Invention Title:

MULTI-MODALITY REINFORCEMENT LEARNING IN LOGIC-RICH SCENE GENERATION

Publication number:

US20250299061

Publication date:

2025-09-25

Section:

Physics

Class:

G06N3/092

Inventors:

Nilesh Jain 🇺🇸 Portland, OR, United States

Peixi Xiong 🇺🇸 Hillsboro, OR, United States

Assignee:

INTEL CORPORATION 🇺🇸 Santa Clara, CA, United States

Applicant:

Intel Corporation 🇺🇸 Santa Clara, CA, United States

Smart overview of the Invention

Generating high-quality images of logic-rich three-dimensional (3D) scenes from natural language text prompts involves complex reasoning and spatial understanding. A reinforcement learning framework is employed to train a policy network, which refines text prompts to create 3D scenes. The process includes rendering these scenes into images, with an action agent modifying text, a generation agent producing images, and a reward agent evaluating them. This approach optimizes visual accuracy and semantic alignment between images and text prompts.

Background

The technology of generating 3D scenes from text uses artificial intelligence and computer graphics to create environments based on descriptions. It has transformative potential across industries such as virtual reality, gaming, architecture, education, and simulation. By converting written language into detailed 3D scenes, this technology enhances user engagement and provides innovative solutions for design and planning.

Technical Approach

A policy network is central to improving the alignment between generated images and text meaning. Trained via reinforcement learning with multimodality-based feedback, it refines input text prompts to better capture complex interactions. This involves using a neural network with interconnected layers to process data, optimizing parameters based on feedback to improve rendered image quality and semantic accuracy.

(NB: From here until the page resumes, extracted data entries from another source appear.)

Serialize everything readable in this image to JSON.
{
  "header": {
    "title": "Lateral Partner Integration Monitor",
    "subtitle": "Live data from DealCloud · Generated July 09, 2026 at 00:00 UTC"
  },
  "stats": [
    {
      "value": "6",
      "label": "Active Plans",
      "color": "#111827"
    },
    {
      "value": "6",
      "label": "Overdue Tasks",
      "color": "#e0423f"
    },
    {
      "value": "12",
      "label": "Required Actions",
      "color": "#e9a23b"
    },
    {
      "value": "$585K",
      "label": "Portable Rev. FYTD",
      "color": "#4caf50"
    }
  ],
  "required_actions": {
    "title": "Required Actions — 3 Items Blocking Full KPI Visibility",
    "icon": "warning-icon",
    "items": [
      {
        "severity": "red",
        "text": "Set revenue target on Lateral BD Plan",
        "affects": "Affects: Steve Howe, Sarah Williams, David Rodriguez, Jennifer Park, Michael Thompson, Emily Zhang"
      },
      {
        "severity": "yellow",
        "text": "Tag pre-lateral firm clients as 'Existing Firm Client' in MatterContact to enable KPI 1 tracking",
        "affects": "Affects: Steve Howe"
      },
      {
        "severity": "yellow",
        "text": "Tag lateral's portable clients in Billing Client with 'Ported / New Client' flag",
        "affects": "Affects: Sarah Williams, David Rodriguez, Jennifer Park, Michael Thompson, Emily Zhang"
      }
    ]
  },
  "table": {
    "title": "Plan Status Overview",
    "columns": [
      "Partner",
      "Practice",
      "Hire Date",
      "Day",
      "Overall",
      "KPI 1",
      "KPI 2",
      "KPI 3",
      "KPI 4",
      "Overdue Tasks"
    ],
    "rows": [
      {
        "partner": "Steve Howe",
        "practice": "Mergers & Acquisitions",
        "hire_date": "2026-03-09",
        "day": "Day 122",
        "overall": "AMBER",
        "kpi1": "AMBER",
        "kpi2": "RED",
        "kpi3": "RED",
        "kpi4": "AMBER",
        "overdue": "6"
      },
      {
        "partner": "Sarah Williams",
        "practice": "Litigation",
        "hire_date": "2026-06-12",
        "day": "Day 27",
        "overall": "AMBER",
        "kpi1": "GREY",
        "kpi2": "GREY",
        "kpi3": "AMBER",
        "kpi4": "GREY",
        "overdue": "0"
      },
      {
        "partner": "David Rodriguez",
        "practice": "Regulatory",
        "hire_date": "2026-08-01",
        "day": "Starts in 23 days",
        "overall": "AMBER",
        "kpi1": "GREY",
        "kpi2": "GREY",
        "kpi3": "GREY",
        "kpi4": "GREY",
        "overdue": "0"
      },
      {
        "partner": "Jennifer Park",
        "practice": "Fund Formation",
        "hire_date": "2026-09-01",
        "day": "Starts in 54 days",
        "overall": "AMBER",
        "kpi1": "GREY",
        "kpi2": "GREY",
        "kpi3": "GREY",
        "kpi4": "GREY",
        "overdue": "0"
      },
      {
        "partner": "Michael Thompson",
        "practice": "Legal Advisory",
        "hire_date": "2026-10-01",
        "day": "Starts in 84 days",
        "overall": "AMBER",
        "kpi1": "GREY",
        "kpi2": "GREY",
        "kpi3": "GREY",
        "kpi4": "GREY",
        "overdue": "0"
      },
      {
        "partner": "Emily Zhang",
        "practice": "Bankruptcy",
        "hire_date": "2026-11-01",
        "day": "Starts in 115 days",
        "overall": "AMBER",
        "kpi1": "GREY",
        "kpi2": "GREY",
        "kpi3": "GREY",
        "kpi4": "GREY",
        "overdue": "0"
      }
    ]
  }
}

Reinforcement Learning Framework

The framework involves agents for different tasks: an action agent modifies text prompts iteratively, a generation agent converts modified prompts into 3D scenes, and a reward agent evaluates image quality against ground truth data. The reward agent uses metrics like object presence and visual quality to guide the policy network in refining text prompts for improved image generation.

Applications and Results

The system significantly enhances image generation from natural language descriptions by addressing challenges in spatial reasoning and subject-object relationships. Applications include virtual reality, autonomous systems, AI-driven design, content creation, and interactive environments. Experiments show improved performance in object presence matches and scene coherence compared to other methods.